Which makes the spectacle turned debacle on the American Music Awards last night all the more confounding. After all, if you’re staking your career on being absolutely in-your-face about being a cold, calculating entertainer, you better be ready to bring it. It wasn’t the “lewd” sexual play-acting that got me so much as the out-of-key singing, flubbed lyrics, and general schlocky quality. Like most fans, I assumed Adam was too much of a pro to stumble as much as he did. It stung twice as bad to know that all the people who hated him when he was good would be saying “I told you so,” and I couldn’t really answer back. I hope he can recover from his literal tumble on-stage. I hope he can. But if he does, he better wake up and realize that no army of stylists, managers, songwriters, and choreographers can patch together a rock star. You have to seize the spotlight and make it your own.

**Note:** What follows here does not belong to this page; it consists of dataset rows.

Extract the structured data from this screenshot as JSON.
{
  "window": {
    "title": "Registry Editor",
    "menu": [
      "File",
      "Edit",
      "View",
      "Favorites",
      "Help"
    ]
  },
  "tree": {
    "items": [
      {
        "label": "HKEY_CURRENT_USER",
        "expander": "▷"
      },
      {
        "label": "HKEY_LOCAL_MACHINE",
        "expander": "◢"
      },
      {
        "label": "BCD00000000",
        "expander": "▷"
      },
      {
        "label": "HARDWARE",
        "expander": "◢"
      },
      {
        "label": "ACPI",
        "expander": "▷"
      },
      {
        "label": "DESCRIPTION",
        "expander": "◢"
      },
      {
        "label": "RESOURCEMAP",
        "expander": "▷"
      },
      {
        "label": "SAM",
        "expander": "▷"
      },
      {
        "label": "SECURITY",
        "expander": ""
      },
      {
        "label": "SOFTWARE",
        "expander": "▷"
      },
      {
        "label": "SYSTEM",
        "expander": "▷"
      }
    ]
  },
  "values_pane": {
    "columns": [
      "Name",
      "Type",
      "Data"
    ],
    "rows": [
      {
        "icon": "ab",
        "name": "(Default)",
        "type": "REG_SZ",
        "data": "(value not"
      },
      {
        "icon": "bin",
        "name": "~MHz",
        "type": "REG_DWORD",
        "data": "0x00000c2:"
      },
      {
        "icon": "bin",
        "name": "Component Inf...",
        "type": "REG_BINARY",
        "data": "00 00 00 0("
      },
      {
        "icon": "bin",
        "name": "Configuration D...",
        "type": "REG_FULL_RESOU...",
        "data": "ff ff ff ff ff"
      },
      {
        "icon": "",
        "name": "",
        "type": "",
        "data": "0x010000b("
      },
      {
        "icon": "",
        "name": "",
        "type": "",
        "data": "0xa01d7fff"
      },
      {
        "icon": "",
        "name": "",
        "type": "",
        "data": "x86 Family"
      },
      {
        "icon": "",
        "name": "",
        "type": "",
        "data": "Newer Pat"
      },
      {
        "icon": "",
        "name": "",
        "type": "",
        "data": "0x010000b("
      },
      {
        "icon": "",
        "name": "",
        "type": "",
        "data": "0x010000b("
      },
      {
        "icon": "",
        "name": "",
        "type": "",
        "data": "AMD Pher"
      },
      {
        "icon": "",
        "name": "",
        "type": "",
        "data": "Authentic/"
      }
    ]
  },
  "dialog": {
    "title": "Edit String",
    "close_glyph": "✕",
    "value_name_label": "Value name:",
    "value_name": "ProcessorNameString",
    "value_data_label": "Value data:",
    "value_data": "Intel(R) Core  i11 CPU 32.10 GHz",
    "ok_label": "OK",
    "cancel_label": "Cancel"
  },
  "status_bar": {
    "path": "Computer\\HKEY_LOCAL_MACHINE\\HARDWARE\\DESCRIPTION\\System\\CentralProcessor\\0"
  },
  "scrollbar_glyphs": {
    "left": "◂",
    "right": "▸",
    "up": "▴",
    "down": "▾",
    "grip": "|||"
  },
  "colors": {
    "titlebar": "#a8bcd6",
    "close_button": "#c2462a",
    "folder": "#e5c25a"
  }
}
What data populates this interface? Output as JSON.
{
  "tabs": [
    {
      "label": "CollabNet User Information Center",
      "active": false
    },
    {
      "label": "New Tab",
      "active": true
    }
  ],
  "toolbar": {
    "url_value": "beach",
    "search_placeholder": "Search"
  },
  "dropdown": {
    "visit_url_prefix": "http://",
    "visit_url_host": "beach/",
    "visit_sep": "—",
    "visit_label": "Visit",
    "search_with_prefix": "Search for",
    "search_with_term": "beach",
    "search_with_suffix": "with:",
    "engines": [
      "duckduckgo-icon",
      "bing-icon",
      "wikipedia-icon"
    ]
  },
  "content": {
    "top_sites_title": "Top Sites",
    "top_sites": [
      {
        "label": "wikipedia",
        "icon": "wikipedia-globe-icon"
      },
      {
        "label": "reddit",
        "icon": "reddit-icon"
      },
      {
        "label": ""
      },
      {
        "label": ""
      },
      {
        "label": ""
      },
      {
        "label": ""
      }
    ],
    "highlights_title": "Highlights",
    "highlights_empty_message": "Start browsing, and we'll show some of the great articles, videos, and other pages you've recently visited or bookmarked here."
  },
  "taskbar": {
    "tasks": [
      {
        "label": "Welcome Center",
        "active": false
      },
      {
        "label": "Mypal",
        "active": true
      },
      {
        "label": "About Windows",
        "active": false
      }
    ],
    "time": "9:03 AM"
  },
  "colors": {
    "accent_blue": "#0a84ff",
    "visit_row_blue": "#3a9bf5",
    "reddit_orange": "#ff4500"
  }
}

12 Responses to “Adam’s Return”

  1. Ernest Hardy November 23, 2009 at 9:40 pm #

    Good stuff. I especially liked this part:

    “And then I had to hand it to him, not for showing me something that was particularly edgy or radical (it wasn’t), but for reminding me how intimidated we’ve all become by our reactionary culture. His simple throw-back image shows us how we need to liberate ourselves, not from our own particular hang ups, but from the self-censoring positions we take whenever we defer to the broader society’s hang-ups.”

    And I really dug the dig at gay marriage.🙂

  2. StinkyLulu (aka BrianH) November 23, 2009 at 9:44 pm #

    nicely done, sir.

  3. Jessica November 24, 2009 at 6:23 pm #

    Get your facts straight. Lambert doesn’t just play dress up. He also designed all costumes for his AMA performance.

    • Steve November 28, 2009 at 10:29 pm #

      If that’s the case, he just won some points in my book.

  4. Leasing guy September 13, 2010 at 1:47 pm #

    I agree with Steve here…

  5. Danskin Shorts September 13, 2010 at 1:50 pm #

    “But if he does, he better wake up and realize that no army of stylists, managers, songwriters, and choreographers can patch together a rock star. You have to seize the spotlight and make it your own. ”
    … Amen!

  6. Shred October 17, 2010 at 4:44 pm #

    Methinks you better start over and do your homework! Adam put together this album in a couple of months due to working his but off on the summer idol tour where he was the show! He designs his own costumes by showcasing mostly his friends designs, soemthing Adam always does, is showcase and praise other artists! He wrote on 5 songs on his album, and it is his emotional deliverance with his pwerhouse vocals that sells the song! Did you listen to the other artists the night of AMA? Sound was off for everyone, i enjoyed Adam’s AMA performance 1000 times more than any other that night or any night since its been on! Now tell me, what did he do wrong again that night? He blew everyone away and his performance is the only being talked about even to this day! I would say it was pretty damn good, not? Everyone who worked with Adam has said that Adam has the final say and input of everything he delivers, they are honored to work with him, so dont fret any, Adam is here and here to stay!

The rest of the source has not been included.